Diketahui, Pemerintah Kota Makassar, menyiapkan sekolah swasta gratis di 67 sekolah swasta bagi siswa yang tidak lolos seleksi di sekolah negeri pada SPMB Tahun Ajaran 2026.
Seleksi mitra dinilai harus mengutamakan mutu pendidikan dan pembinaan karakter agar siswa yang tidak tertampung di sekolah negeri tetap memperoleh layanan pendidikan yang berkualitas.
Anggota Komisi D DPRD Makassar, H. Muhlis, mengatakan hal tersebut merupakan salah satu catatan dalam rapat monitoring dan evaluasi bersama Dinas Pendidikan Kota Makassar.
Menurutnya, kerja sama dengan sekolah swasta memang menjadi solusi untuk mengatasi keterbatasan daya tampung sekolah negeri, namun kualitas sekolah yang dipilih harus menjadi pertimbangan utama.
“Pemerintah jangan asal menunjuk sekolah swasta secara sembarangan. Banyak sekolah swasta yang kualitasnya masih kurang. Pilih sekolah yang memang kompeten dan memiliki pembinaan akhlak yang baik,” ujar Muhlis, Minggu (05/07).
Ia mencontohkan sekolah swasta yang memiliki kualitas pendidikan dan pembinaan karakter yang baik dapat dijadikan acuan dalam penentuan mitra SPMB. Dengan demikian, peserta didik tetap mendapatkan pendidikan yang layak meski tidak diterima di sekolah negeri.

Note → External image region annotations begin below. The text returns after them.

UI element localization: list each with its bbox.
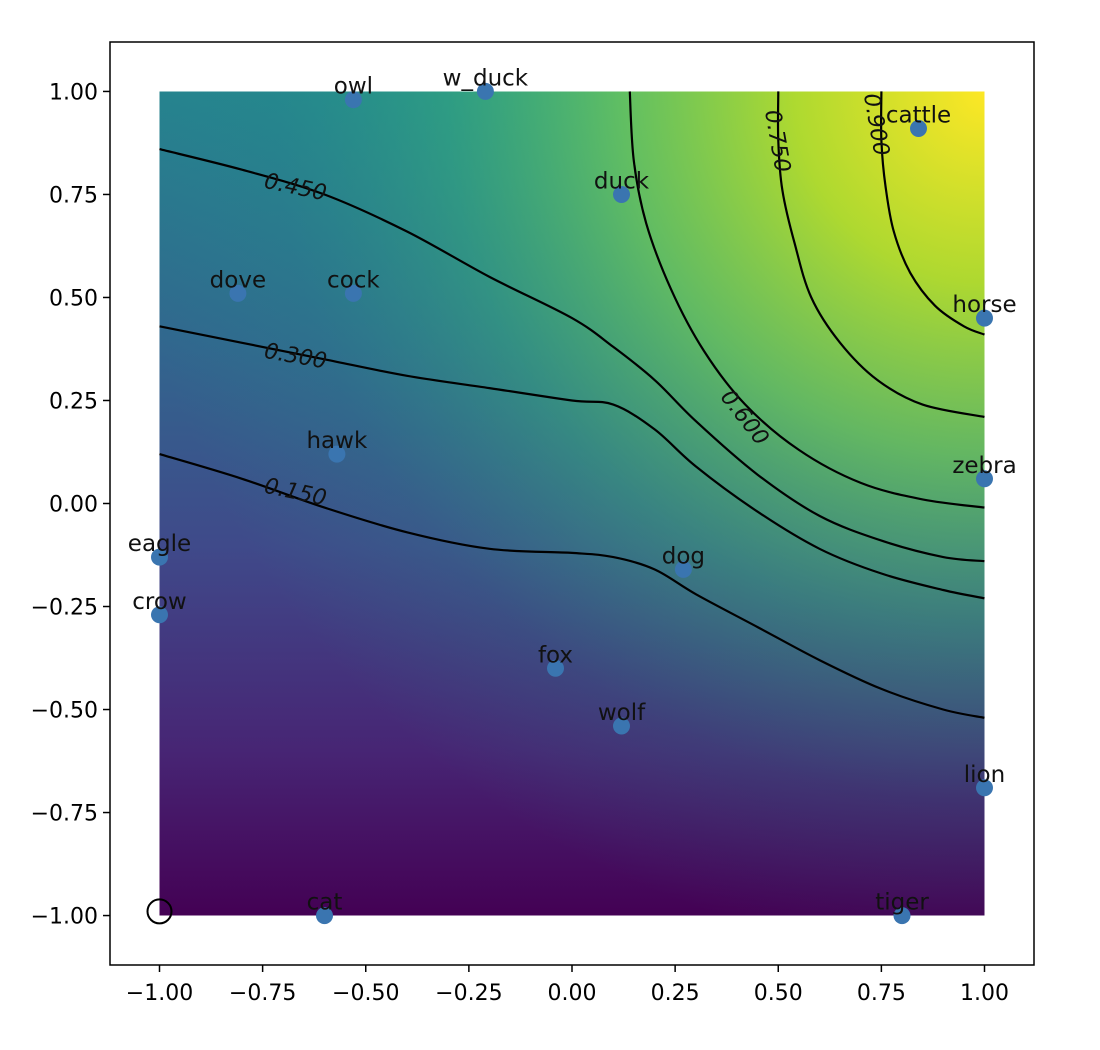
x-tick-label: 0.50: [754, 981, 803, 1006]
point-cat: [316, 907, 333, 925]
contour-line-0-3: [159, 325, 985, 600]
point-dove: [229, 284, 247, 302]
point-label-cock: cock: [327, 267, 380, 293]
point-dog: [674, 560, 692, 578]
x-tick-label: 0.75: [857, 981, 906, 1006]
contour-line-0-45: [159, 148, 985, 563]
point-cock: [344, 284, 362, 302]
contour-lines: [159, 91, 985, 719]
point-label-dove: dove: [210, 267, 266, 293]
point-tiger: [893, 907, 911, 925]
point-label-lion: lion: [964, 762, 1005, 788]
x-tick-label: −0.75: [229, 981, 296, 1006]
point-label-fox: fox: [538, 642, 573, 668]
point-crow: [151, 606, 168, 624]
point-label-duck: duck: [594, 169, 650, 195]
point-label-zebra: zebra: [952, 453, 1016, 479]
y-tick-label: −0.50: [31, 699, 98, 724]
point-label-eagle: eagle: [128, 531, 191, 557]
point-label-tiger: tiger: [875, 890, 929, 916]
x-tick-label: −1.00: [126, 981, 193, 1006]
y-tick-label: 0.50: [49, 286, 98, 311]
y-tick-label: 1.00: [49, 80, 98, 105]
point-horse: [976, 309, 993, 327]
point-hawk: [328, 445, 346, 463]
point-lion: [976, 779, 993, 797]
highlight-marker: [146, 898, 173, 925]
x-axis: −1.00 −0.75 −0.50 −0.25 0.00 0.25 0.50 0.75 1.00: [126, 965, 1009, 1006]
contour-line-0-75: [776, 91, 985, 419]
point-label-horse: horse: [952, 292, 1016, 318]
point-wolf: [613, 717, 630, 735]
x-tick-label: 0.00: [548, 981, 597, 1006]
point-eagle: [151, 548, 168, 566]
y-axis: −1.00 −0.75 −0.50 −0.25 0.00 0.25 0.50 0.75 1.00: [31, 80, 110, 930]
contour-field: [159, 91, 985, 916]
contour-line-0-6: [628, 91, 985, 509]
point-w-duck: [476, 82, 494, 100]
y-tick-label: −0.75: [31, 802, 98, 827]
point-label-cat: cat: [307, 890, 343, 916]
y-tick-label: −0.25: [31, 596, 98, 621]
point-duck: [613, 186, 630, 203]
point-label-crow: crow: [132, 589, 186, 615]
x-tick-label: −0.25: [435, 981, 502, 1006]
x-tick-label: 0.25: [651, 981, 700, 1006]
point-zebra: [976, 470, 993, 488]
y-tick-label: 0.75: [49, 183, 98, 208]
point-label-wolf: wolf: [598, 700, 646, 726]
field-highlight: [159, 91, 985, 916]
point-cattle: [910, 120, 927, 137]
point-owl: [344, 91, 362, 109]
point-label-w-duck: w_duck: [443, 65, 529, 91]
point-label-dog: dog: [662, 543, 705, 569]
point-label-owl: owl: [334, 74, 373, 100]
point-label-cattle: cattle: [886, 103, 951, 129]
x-tick-label: −0.50: [332, 981, 399, 1006]
point-label-hawk: hawk: [306, 428, 367, 454]
scatter-points: [146, 82, 993, 925]
point-fox: [547, 659, 564, 677]
y-tick-label: −1.00: [31, 905, 98, 930]
x-tick-label: 1.00: [960, 981, 1009, 1006]
contour-line-0-9: [879, 91, 985, 336]
y-tick-label: 0.25: [49, 389, 98, 414]
contour-line-0-15: [159, 453, 985, 719]
y-tick-label: 0.00: [49, 493, 98, 518]
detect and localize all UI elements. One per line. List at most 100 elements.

Selain menyoroti penunjukan sekolah swasta, Muhlis juga meminta Dinas Pendidikan segera menambah ruang kelas baru di sejumlah sekolah. Menurutnya, pertumbuhan jumlah peserta didik setiap tahun tidak lagi sebanding dengan kapasitas sekolah, terutama pada jenjang SMP.
Ia menilai pembangunan sekolah baru sulit dilakukan karena keterbatasan lahan di Kota Makassar. Oleh sebab itu, penambahan ruang kelas baru maupun regrouping sekolah menjadi langkah yang lebih realistis untuk meningkatkan daya tampung.

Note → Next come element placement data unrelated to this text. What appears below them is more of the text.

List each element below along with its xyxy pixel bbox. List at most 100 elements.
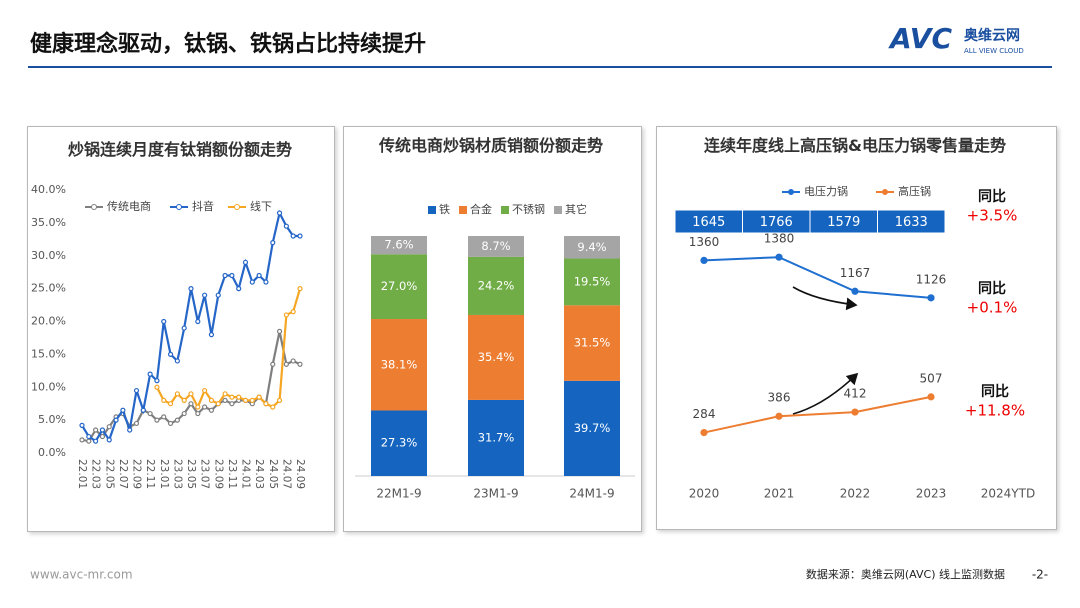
point: [229, 272, 235, 279]
x-tick-label: 24.05: [267, 459, 279, 489]
bar-segment: [564, 236, 620, 259]
point: [270, 240, 276, 246]
bar-segment: [564, 258, 620, 306]
point: [154, 378, 160, 384]
data-label: 39.7%: [574, 421, 611, 435]
point: [700, 428, 708, 437]
point: [181, 397, 187, 403]
y-tick-label: 25.0%: [31, 282, 66, 295]
website: www.avc-mr.com: [30, 568, 133, 582]
data-label: 507: [920, 371, 943, 385]
legend-label: 合金: [470, 202, 492, 216]
slide-title: 健康理念驱动，钛锅、铁锅占比持续提升: [30, 31, 426, 57]
annotation-text: +11.8%: [965, 402, 1025, 420]
point: [222, 391, 228, 397]
legend-label: 高压锅: [898, 184, 931, 198]
line: [703, 256, 932, 299]
annotation-text: +3.5%: [967, 207, 1018, 225]
bar-segment: [371, 410, 427, 476]
point: [290, 358, 296, 364]
point: [283, 361, 289, 367]
point: [195, 318, 201, 325]
legend-label: 抖音: [192, 199, 214, 213]
point: [297, 233, 303, 239]
x-tick-label: 23.07: [199, 459, 211, 489]
point: [154, 384, 160, 390]
annotation-label: 同比: [978, 280, 1006, 297]
data-label: 35.4%: [478, 350, 515, 364]
point: [120, 407, 126, 413]
point: [208, 407, 215, 413]
legend-swatch: [554, 206, 562, 214]
point: [263, 279, 269, 285]
data-label: 1167: [840, 266, 871, 280]
point: [140, 407, 146, 413]
annotation-label: 同比: [978, 188, 1006, 205]
x-tick-label: 23.05: [185, 459, 197, 489]
data-label: 386: [768, 391, 791, 405]
logo-en: ALL VIEW CLOUD: [964, 47, 1024, 55]
legend-marker: [788, 189, 794, 195]
point: [208, 332, 215, 338]
logo: AVC: [888, 22, 952, 55]
legend-label: 不锈钢: [512, 203, 545, 216]
x-tick-label: 24.09: [294, 459, 306, 489]
data-label: 31.5%: [574, 336, 611, 350]
point: [181, 325, 187, 331]
arrow: [792, 372, 859, 415]
data-label: 31.7%: [478, 430, 515, 444]
point: [249, 397, 255, 403]
data-label: 8.7%: [481, 239, 510, 253]
point: [222, 397, 228, 403]
legend-marker: [91, 204, 97, 210]
bar-segment: [371, 236, 427, 255]
y-tick-label: 5.0%: [38, 413, 66, 426]
point: [147, 371, 153, 377]
point: [242, 259, 249, 265]
bar-segment: [371, 319, 427, 411]
data-label: 412: [844, 387, 867, 401]
x-tick-label: 22.03: [90, 459, 102, 489]
point: [202, 404, 208, 410]
point: [174, 358, 180, 364]
chart-title: 炒锅连续月度有钛销额份额走势: [67, 140, 292, 159]
point: [242, 397, 249, 403]
point: [851, 408, 859, 416]
point: [222, 272, 228, 279]
bar-segment: [468, 236, 524, 257]
legend-marker: [176, 204, 182, 210]
chart-title: 连续年度线上高压锅&电压力锅零售量走势: [704, 136, 1006, 155]
point: [99, 433, 106, 440]
x-tick-label: 22.05: [103, 459, 115, 489]
x-tick-label: 23.11: [226, 459, 238, 489]
bar-segment: [468, 256, 524, 315]
logo-cn: 奥维云网: [964, 27, 1020, 44]
line: [155, 288, 302, 410]
point: [174, 417, 180, 423]
line: [703, 395, 932, 434]
point: [113, 417, 119, 423]
point: [229, 394, 235, 400]
x-tick-label: 24M1-9: [569, 487, 614, 501]
point: [256, 272, 262, 279]
legend-label: 铁: [439, 203, 450, 216]
point: [276, 328, 283, 334]
legend-marker: [882, 189, 888, 195]
y-tick-label: 15.0%: [31, 347, 66, 360]
point: [249, 279, 255, 285]
point: [263, 401, 269, 407]
point: [93, 427, 99, 433]
point: [775, 412, 783, 420]
point: [202, 292, 208, 298]
point: [167, 401, 174, 407]
x-tick-label: 22.01: [76, 459, 88, 489]
point: [93, 438, 99, 444]
point: [927, 294, 935, 302]
y-tick-label: 10.0%: [31, 380, 66, 393]
x-tick-label: 24.07: [280, 459, 292, 489]
data-label: 19.5%: [574, 274, 611, 288]
point: [283, 223, 289, 229]
table-value: 1579: [827, 215, 860, 230]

Muhlis juga mengingatkan bahwa pembenahan sektor pendidikan tidak hanya menyangkut penyediaan sarana dan prasarana. Ia meminta pemerintah memperkuat pembinaan terhadap tenaga pendidik, menyusul masih adanya oknum guru yang terlibat dalam kasus kekerasan seksual terhadap anak berdasarkan hasil monitoring bersama Dinas Pemberdayaan Perempuan dan Perlindungan Anak (DP3A).
“Membangun pendidikan bukan hanya membangun gedung, tetapi juga membangun kualitas dan akhlak tenaga pendidik. Tujuannya agar semua sekolah di Kota Makassar bisa menjadi sekolah unggulan,” tegasnya.
Komisi D berharap seluruh rekomendasi hasil monitoring dan evaluasi tersebut dapat menjadi perhatian Pemerintah Kota Makassar dalam memperkuat kualitas layanan pendidikan sekaligus memastikan pelaksanaan SPMB berjalan optimal.